- Reunião entre ministros de Egito, Paquistão, Arábia Saudita e Turquia em Islamabad abriu uma iniciativa para buscar cessar-fogo e conter a influência de israelenses e iranianos na região.
- O objetivo imediato é reduzir a escalada e chegar a um acordo de trégua, com encontros do grupo ocorrendo com maior frequência.
- O Irã concordou em permitir a passagem de navios com bandeira paquistanesa pelo estreito de Hormuz, possivelmente até dois por dia.
- O grupo atuará como interlocutor principal com o Irã, mantendo canais indiretos de negociação entre Teerã e os Estados Unidos; China foi cogitada como garantidora de eventual acordo.
- Qatar não participou; o papel mais ativo parece ser de Turquia, que cobra uma visão regional ampla para evitar que o conflito se prolongue e amplie.
O encontro entre os ministros das Relações Exteriores do Egito, Paquistão, Arábia Saudita e Turquia ocorreu em Islamabad neste domingo. O objetivo central foi justamente abrir um canal de diálogo e buscar uma trégua mais ampla na região, além de explorar um novo arranjo regional frente às disputas com Israel e Irã.
O grupo, que já se reuniu antes, realizou uma sessão de um dia que serviu como cerimônia de abertura de uma iniciativa diplomática. A meta inicial é impedir a escalada e pressionar por um cessar-fogo, segundo a analista Yasmine Farouk, do International Crisis Group.
A reunião resultou em um avanço: o Irã concordou em permitir que navios com bandeira paquistanesa passem pelo estreito de Hormuz, com potencial de duas embarcações por dia. O acordo é visto como uma medida de confiança, ainda que modesta.
Desdobramentos e próximos passos
O grupo atua como interlocutor primário com o Irã, mantendo canais indiretos com os EUA. O Irã afirma que esse canal é o mais confiável, enquanto Washington tem sido citado como favorável a manter a comunicação por vias diplomáticas.

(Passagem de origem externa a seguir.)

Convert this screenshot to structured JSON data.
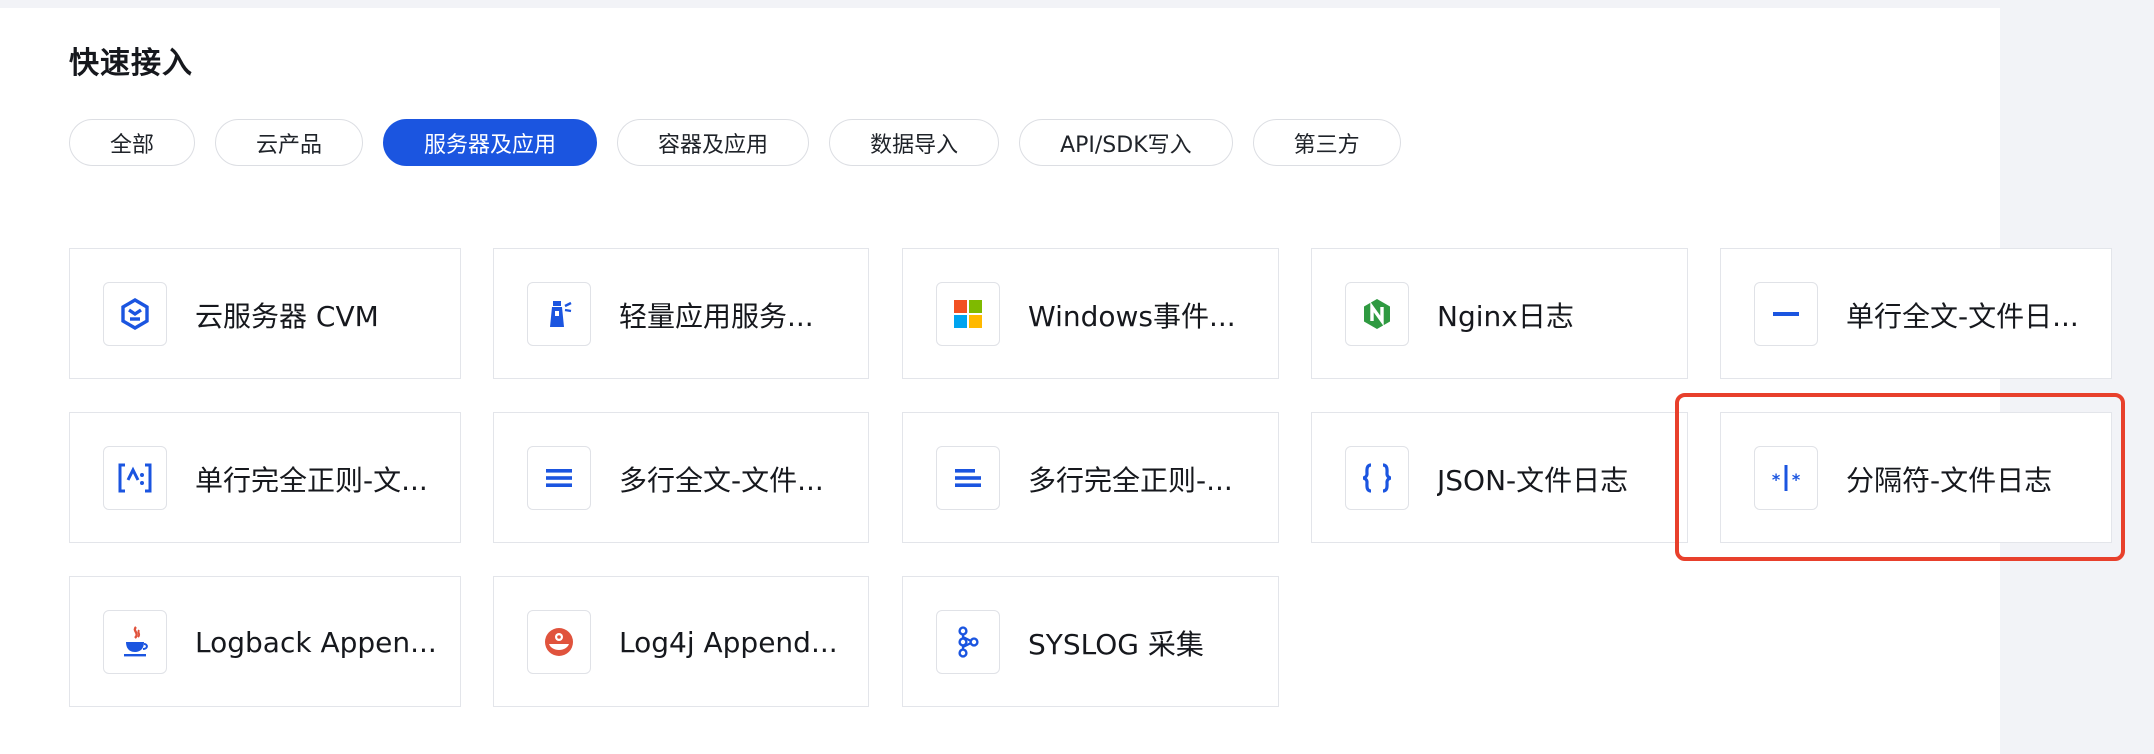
{
  "section": {
    "title": "快速接入"
  },
  "filters": [
    {
      "label": "全部",
      "active": false
    },
    {
      "label": "云产品",
      "active": false
    },
    {
      "label": "服务器及应用",
      "active": true
    },
    {
      "label": "容器及应用",
      "active": false
    },
    {
      "label": "数据导入",
      "active": false
    },
    {
      "label": "API/SDK写入",
      "active": false
    },
    {
      "label": "第三方",
      "active": false
    }
  ],
  "cards": [
    {
      "label": "云服务器 CVM",
      "icon": "cvm-icon"
    },
    {
      "label": "轻量应用服务...",
      "icon": "lighthouse-icon"
    },
    {
      "label": "Windows事件...",
      "icon": "windows-icon"
    },
    {
      "label": "Nginx日志",
      "icon": "nginx-icon"
    },
    {
      "label": "单行全文-文件日...",
      "icon": "single-line-icon"
    },
    {
      "label": "单行完全正则-文...",
      "icon": "regex-icon"
    },
    {
      "label": "多行全文-文件...",
      "icon": "multi-line-icon"
    },
    {
      "label": "多行完全正则-...",
      "icon": "multi-line-regex-icon"
    },
    {
      "label": "JSON-文件日志",
      "icon": "json-icon"
    },
    {
      "label": "分隔符-文件日志",
      "icon": "delimiter-icon"
    },
    {
      "label": "Logback Appen...",
      "icon": "java-icon"
    },
    {
      "label": "Log4j Append...",
      "icon": "log4j-icon"
    },
    {
      "label": "SYSLOG 采集",
      "icon": "syslog-icon"
    }
  ],
  "colors": {
    "accent": "#1b55e0",
    "highlight": "#e8402c",
    "nginx": "#2f9a41",
    "log4j": "#e0533d"
  }
}
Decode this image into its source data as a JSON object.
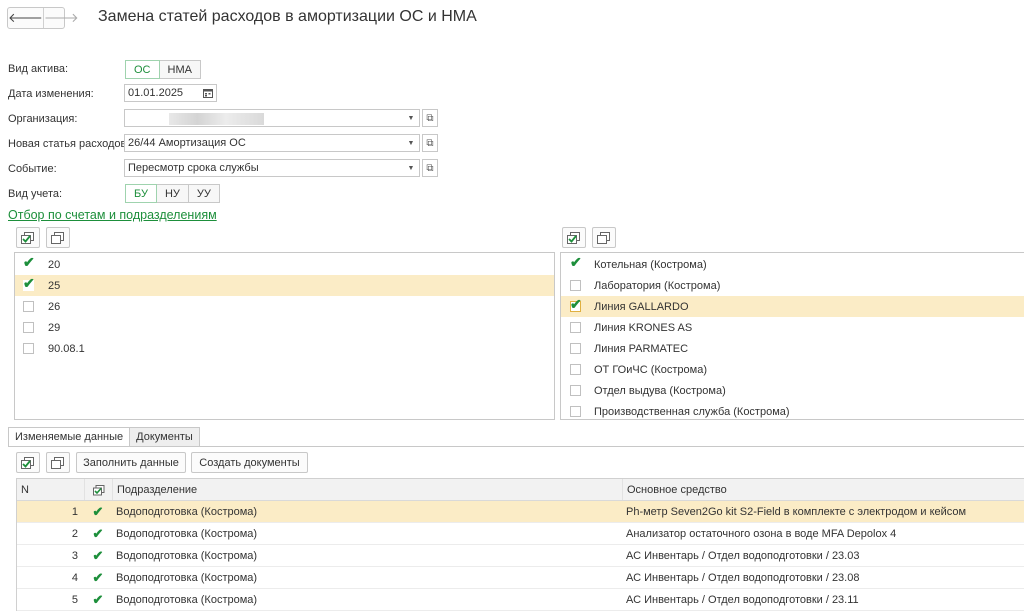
{
  "window": {
    "title": "Замена статей расходов в амортизации ОС и НМА",
    "nav_back": "🡐",
    "nav_forward": "🡒"
  },
  "form": {
    "asset_type": {
      "label": "Вид актива:",
      "options": [
        "ОС",
        "НМА"
      ],
      "selected": "ОС"
    },
    "change_date": {
      "label": "Дата изменения:",
      "value": "01.01.2025"
    },
    "organization": {
      "label": "Организация:",
      "value": ""
    },
    "new_expense_item": {
      "label": "Новая статья расходов:",
      "value": "26/44 Амортизация ОС"
    },
    "event": {
      "label": "Событие:",
      "value": "Пересмотр срока службы"
    },
    "accounting_type": {
      "label": "Вид учета:",
      "options": [
        "БУ",
        "НУ",
        "УУ"
      ],
      "selected": "БУ"
    }
  },
  "filter_link": "Отбор по счетам и подразделениям",
  "accounts": [
    {
      "code": "20",
      "checked": true,
      "selected": false
    },
    {
      "code": "25",
      "checked": true,
      "selected": true
    },
    {
      "code": "26",
      "checked": false,
      "selected": false
    },
    {
      "code": "29",
      "checked": false,
      "selected": false
    },
    {
      "code": "90.08.1",
      "checked": false,
      "selected": false
    }
  ],
  "departments": [
    {
      "name": "Котельная (Кострома)",
      "checked": true,
      "selected": false
    },
    {
      "name": "Лаборатория (Кострома)",
      "checked": false,
      "selected": false
    },
    {
      "name": "Линия GALLARDO",
      "checked": true,
      "selected": true
    },
    {
      "name": "Линия KRONES AS",
      "checked": false,
      "selected": false
    },
    {
      "name": "Линия PARMATEC",
      "checked": false,
      "selected": false
    },
    {
      "name": "ОТ ГОиЧС (Кострома)",
      "checked": false,
      "selected": false
    },
    {
      "name": "Отдел выдува (Кострома)",
      "checked": false,
      "selected": false
    },
    {
      "name": "Производственная служба (Кострома)",
      "checked": false,
      "selected": false
    }
  ],
  "tabs": [
    {
      "label": "Изменяемые данные",
      "active": true
    },
    {
      "label": "Документы",
      "active": false
    }
  ],
  "toolbar": {
    "fill_label": "Заполнить данные",
    "create_label": "Создать документы"
  },
  "table": {
    "columns": {
      "n": "N",
      "subdivision": "Подразделение",
      "asset": "Основное средство"
    },
    "rows": [
      {
        "n": "1",
        "checked": true,
        "subdivision": "Водоподготовка (Кострома)",
        "asset": "Ph-метр Seven2Go kit S2-Field в комплекте с электродом и кейсом",
        "selected": true
      },
      {
        "n": "2",
        "checked": true,
        "subdivision": "Водоподготовка (Кострома)",
        "asset": "Анализатор остаточного озона в воде MFA Depolox 4",
        "selected": false
      },
      {
        "n": "3",
        "checked": true,
        "subdivision": "Водоподготовка (Кострома)",
        "asset": "АС Инвентарь / Отдел водоподготовки / 23.03",
        "selected": false
      },
      {
        "n": "4",
        "checked": true,
        "subdivision": "Водоподготовка (Кострома)",
        "asset": "АС Инвентарь / Отдел водоподготовки / 23.08",
        "selected": false
      },
      {
        "n": "5",
        "checked": true,
        "subdivision": "Водоподготовка (Кострома)",
        "asset": "АС Инвентарь / Отдел водоподготовки / 23.11",
        "selected": false
      }
    ]
  },
  "colors": {
    "accent_green": "#1d8f3b",
    "selection": "#fbecc6"
  },
  "icons": {
    "check_all": "check-all-icon",
    "uncheck_all": "uncheck-all-icon",
    "calendar": "calendar-icon",
    "open": "open-form-icon",
    "dropdown": "chevron-down-icon"
  }
}
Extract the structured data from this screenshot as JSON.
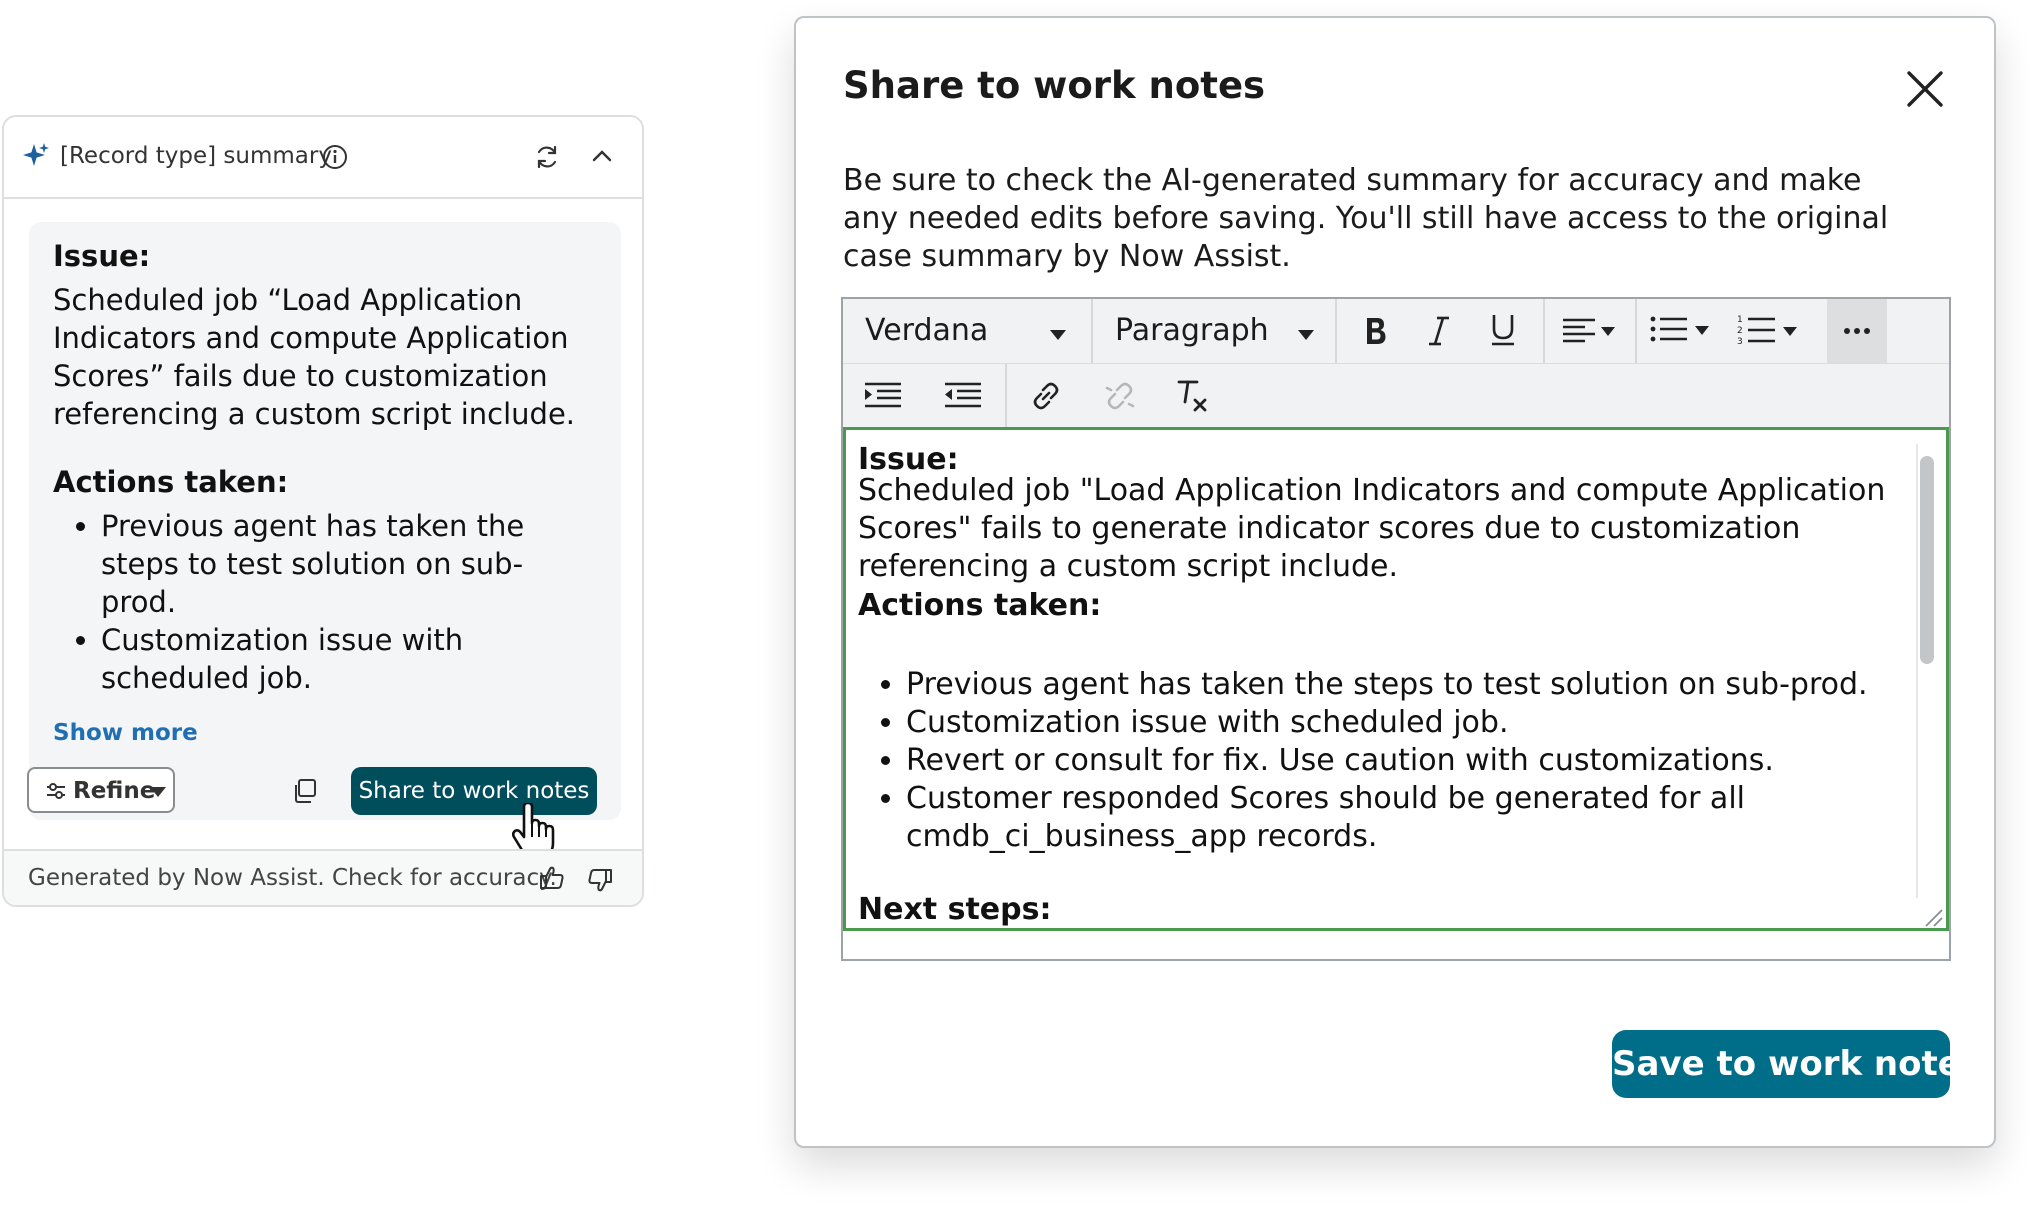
{
  "card": {
    "title": "[Record type] summary",
    "issue_label": "Issue:",
    "issue_text": "Scheduled job “Load Application Indicators and compute Application Scores” fails due to customization referencing a custom script include.",
    "actions_label": "Actions taken:",
    "actions": [
      "Previous agent has taken the steps to test solution on sub-prod.",
      "Customization issue with scheduled job."
    ],
    "show_more": "Show more",
    "refine_label": "Refine",
    "share_label": "Share to work notes",
    "footer_text": "Generated by Now Assist. Check for accuracy.",
    "icons": [
      "sparkle-icon",
      "info-icon",
      "refresh-icon",
      "chevron-up-icon",
      "sliders-icon",
      "caret-down-icon",
      "copy-icon",
      "hand-cursor-icon",
      "thumbs-up-icon",
      "thumbs-down-icon"
    ]
  },
  "modal": {
    "title": "Share to work notes",
    "description": "Be sure to check the AI-generated summary for accuracy and make any needed edits before saving. You'll still have access to the original case summary by Now Assist.",
    "toolbar": {
      "font": "Verdana",
      "block": "Paragraph",
      "icons": [
        "bold-icon",
        "italic-icon",
        "underline-icon",
        "align-left-icon",
        "bullet-list-icon",
        "numbered-list-icon",
        "more-icon",
        "indent-icon",
        "outdent-icon",
        "link-icon",
        "unlink-icon",
        "clear-format-icon"
      ]
    },
    "content": {
      "issue_label": "Issue:",
      "issue_text": "Scheduled job \"Load Application Indicators and compute Application Scores\" fails to generate indicator scores due to customization referencing a custom script include.",
      "actions_label": "Actions taken:",
      "actions": [
        "Previous agent has taken the steps to test solution on sub-prod.",
        "Customization issue with scheduled job.",
        "Revert or consult for fix. Use caution with customizations.",
        "Customer responded Scores should be generated for all cmdb_ci_business_app records."
      ],
      "next_label": "Next steps:"
    },
    "save_label": "Save to work notes"
  },
  "colors": {
    "share_button": "#004d5c",
    "save_button": "#006e88",
    "link": "#1f6fb2",
    "editor_focus": "#4a9a4d"
  }
}
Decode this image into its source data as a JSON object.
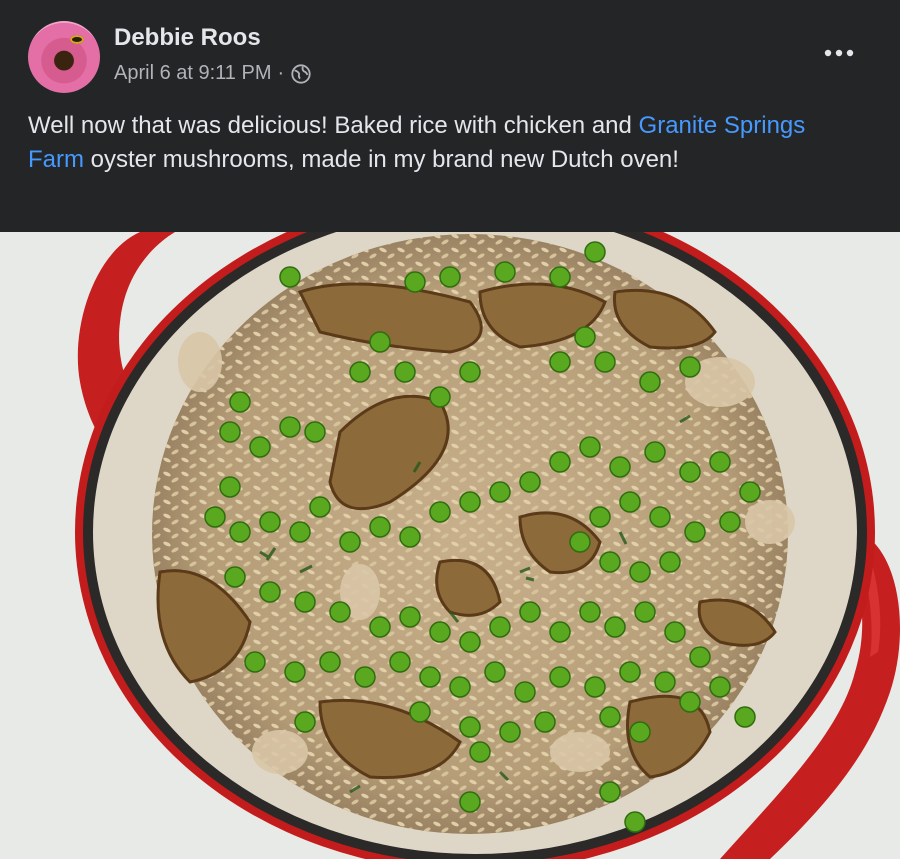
{
  "post": {
    "author": "Debbie Roos",
    "timestamp": "April 6 at 9:11 PM",
    "separator": "·",
    "privacy_icon": "globe-icon",
    "more_icon": "more-options-icon",
    "text_before_link": "Well now that was delicious! Baked rice with chicken and ",
    "link_text": "Granite Springs Farm",
    "text_after_link": " oyster mushrooms, made in my brand new Dutch oven!"
  },
  "colors": {
    "background": "#242526",
    "text": "#e4e6eb",
    "secondary_text": "#b0b3b8",
    "link": "#4599ff"
  }
}
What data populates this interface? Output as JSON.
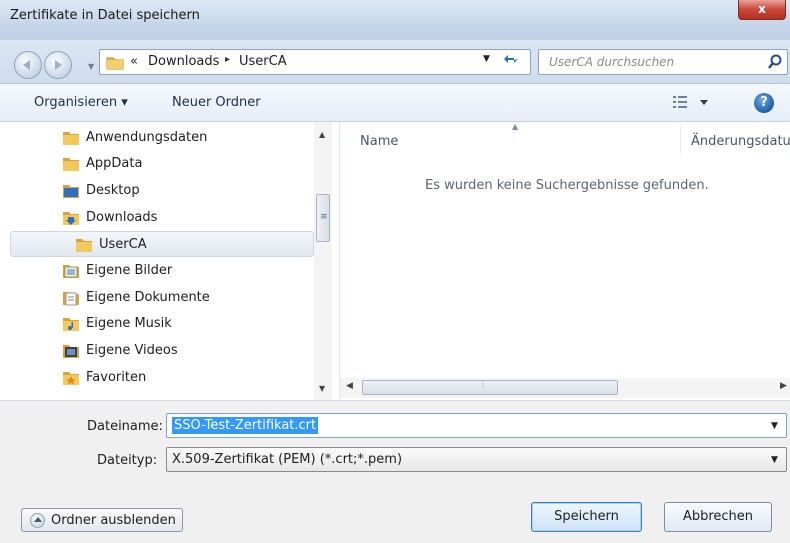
{
  "window": {
    "title": "Zertifikate in Datei speichern",
    "close_label": "x"
  },
  "address": {
    "prefix": "«",
    "crumbs": [
      "Downloads",
      "UserCA"
    ],
    "separator": "▸"
  },
  "search": {
    "placeholder": "UserCA durchsuchen"
  },
  "toolbar": {
    "organize_label": "Organisieren ▾",
    "new_folder_label": "Neuer Ordner"
  },
  "nav": {
    "items": [
      {
        "label": "Anwendungsdaten",
        "icon": "folder-icon"
      },
      {
        "label": "AppData",
        "icon": "folder-icon"
      },
      {
        "label": "Desktop",
        "icon": "desktop-folder-icon"
      },
      {
        "label": "Downloads",
        "icon": "downloads-folder-icon"
      },
      {
        "label": "UserCA",
        "icon": "folder-icon",
        "selected": true
      },
      {
        "label": "Eigene Bilder",
        "icon": "pictures-folder-icon"
      },
      {
        "label": "Eigene Dokumente",
        "icon": "documents-folder-icon"
      },
      {
        "label": "Eigene Musik",
        "icon": "music-folder-icon"
      },
      {
        "label": "Eigene Videos",
        "icon": "videos-folder-icon"
      },
      {
        "label": "Favoriten",
        "icon": "favorites-folder-icon"
      }
    ]
  },
  "file_list": {
    "columns": [
      "Name",
      "Änderungsdatu"
    ],
    "empty_message": "Es wurden keine Suchergebnisse gefunden."
  },
  "form": {
    "filename_label": "Dateiname:",
    "filename_value": "SSO-Test-Zertifikat.crt",
    "filetype_label": "Dateityp:",
    "filetype_value": "X.509-Zertifikat (PEM) (*.crt;*.pem)"
  },
  "buttons": {
    "hide_folders": "Ordner ausblenden",
    "save": "Speichern",
    "cancel": "Abbrechen"
  },
  "colors": {
    "selection": "#3399ff",
    "folder": "#e8b84a",
    "accent": "#2b6fb6"
  }
}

Imediatamente após o encontro, Ishaq Dar, ministro das Relações Exteriores do Paquistão, viajou a China para informar Pequim sobre a crise. A China já havia sido citada como possível garantidora de eventuais acordos, o que também é visto com ressalva por setores dos EUA.
Turkey, Arábia Saudita e outros países do Golfo discutem estratégias para conter ataques e pressões sobre o Estreito de Hormuz, com foco na construção de um quadro regional estável. A presença de Qatar no processo não ficou clara, variando entre alinhamentos estratégicos e neutralidade.